Low power beats long hours
A slow cooker typically pulls somewhere around a hundred to three hundred watts, a tiny fraction of an oven's two or three thousand. Multiply that small draw by a long cooking time and the total energy is still modest, often less than cooking the same casserole for a couple of hours in a hot oven. The well-insulated pot holds its heat, so the element only sips to maintain a gentle simmer. Run the figures through the cost calculator and the long runtime stops looking alarming.
The meals it loves
Slow cookers excel at exactly the dishes that are otherwise time-consuming and energy-hungry: stews, casseroles, curries, soups, pulled meats and dried beans and pulses. The long, low heat turns cheaper, tougher cuts of meat tender, so it saves on the shopping as well as the energy bill.
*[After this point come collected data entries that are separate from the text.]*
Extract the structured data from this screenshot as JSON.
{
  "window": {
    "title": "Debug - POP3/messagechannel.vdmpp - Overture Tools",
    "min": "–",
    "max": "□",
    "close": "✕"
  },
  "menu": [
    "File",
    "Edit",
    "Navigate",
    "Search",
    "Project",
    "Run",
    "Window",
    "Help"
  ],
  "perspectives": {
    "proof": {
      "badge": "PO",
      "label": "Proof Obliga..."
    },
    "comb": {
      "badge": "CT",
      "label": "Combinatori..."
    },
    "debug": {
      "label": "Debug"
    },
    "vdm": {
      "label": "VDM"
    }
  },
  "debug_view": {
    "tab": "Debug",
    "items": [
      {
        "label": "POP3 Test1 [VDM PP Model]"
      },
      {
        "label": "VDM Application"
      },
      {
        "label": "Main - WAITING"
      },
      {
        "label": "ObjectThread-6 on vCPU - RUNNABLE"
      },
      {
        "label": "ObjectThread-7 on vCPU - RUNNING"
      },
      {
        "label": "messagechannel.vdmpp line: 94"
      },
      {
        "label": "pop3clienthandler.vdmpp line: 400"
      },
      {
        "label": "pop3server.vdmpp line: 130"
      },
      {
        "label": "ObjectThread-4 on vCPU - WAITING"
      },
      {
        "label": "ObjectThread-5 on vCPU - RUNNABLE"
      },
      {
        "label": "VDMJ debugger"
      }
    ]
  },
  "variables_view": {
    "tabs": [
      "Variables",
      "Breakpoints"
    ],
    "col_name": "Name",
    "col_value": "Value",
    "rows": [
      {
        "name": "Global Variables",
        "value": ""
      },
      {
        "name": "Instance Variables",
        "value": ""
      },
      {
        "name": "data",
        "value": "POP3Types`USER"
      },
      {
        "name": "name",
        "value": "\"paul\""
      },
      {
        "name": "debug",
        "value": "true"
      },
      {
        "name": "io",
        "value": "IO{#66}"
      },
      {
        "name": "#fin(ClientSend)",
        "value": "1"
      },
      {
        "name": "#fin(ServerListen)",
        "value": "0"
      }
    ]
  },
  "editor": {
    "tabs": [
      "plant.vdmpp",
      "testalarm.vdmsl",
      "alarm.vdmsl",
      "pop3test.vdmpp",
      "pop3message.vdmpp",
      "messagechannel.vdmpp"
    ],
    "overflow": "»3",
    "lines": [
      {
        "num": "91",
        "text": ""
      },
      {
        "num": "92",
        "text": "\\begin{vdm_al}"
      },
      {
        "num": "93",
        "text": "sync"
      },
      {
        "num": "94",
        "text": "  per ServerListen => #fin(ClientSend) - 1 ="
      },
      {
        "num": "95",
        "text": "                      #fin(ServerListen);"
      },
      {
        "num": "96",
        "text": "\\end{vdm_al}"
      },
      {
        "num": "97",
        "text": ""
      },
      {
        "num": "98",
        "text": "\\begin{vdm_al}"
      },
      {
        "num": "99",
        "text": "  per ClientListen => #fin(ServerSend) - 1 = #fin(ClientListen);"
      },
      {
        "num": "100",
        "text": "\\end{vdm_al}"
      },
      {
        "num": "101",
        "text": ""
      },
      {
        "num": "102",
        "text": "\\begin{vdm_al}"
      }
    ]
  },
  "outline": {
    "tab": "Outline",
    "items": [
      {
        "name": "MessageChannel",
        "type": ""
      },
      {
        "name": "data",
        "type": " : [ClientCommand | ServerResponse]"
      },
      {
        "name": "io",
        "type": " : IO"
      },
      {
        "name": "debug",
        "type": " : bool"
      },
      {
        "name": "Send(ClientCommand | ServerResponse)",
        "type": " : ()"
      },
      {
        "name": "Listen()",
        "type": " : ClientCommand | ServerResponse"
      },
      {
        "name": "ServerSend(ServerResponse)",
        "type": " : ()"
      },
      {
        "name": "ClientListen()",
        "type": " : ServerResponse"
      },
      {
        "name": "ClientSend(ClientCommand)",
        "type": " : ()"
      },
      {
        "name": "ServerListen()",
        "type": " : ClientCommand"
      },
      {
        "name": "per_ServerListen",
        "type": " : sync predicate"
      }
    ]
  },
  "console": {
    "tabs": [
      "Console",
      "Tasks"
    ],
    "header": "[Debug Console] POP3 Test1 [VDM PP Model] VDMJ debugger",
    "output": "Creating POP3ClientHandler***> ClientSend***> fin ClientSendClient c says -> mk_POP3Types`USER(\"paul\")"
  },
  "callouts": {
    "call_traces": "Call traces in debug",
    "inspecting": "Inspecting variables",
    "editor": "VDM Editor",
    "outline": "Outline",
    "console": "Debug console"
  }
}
It is a natural partner to batch cooking, since a big pot can be portioned and frozen for several future meals.
Versus the oven and hob
For a long-cooked dish, the slow cooker usually beats both the oven, which heats a huge cavity, and a pan simmering on the hob, which loses heat to the room. The convenience is part of the appeal too: load it in the morning, leave it, and come home to a cooked meal with no oven to mind. For quick cooking it is the wrong tool, but for anything that wants long, gentle heat it is hard to beat on cost.
Getting the most from it
Keep the lid on, since lifting it lets out heat and steam and lengthens the cook. Cut ingredients to a similar size so they cook evenly, and do not overfill. Use the low setting where the recipe allows, as it draws even less. With a little planning, the slow cooker quietly turns out cheap, generous meals for a few pence of electricity each.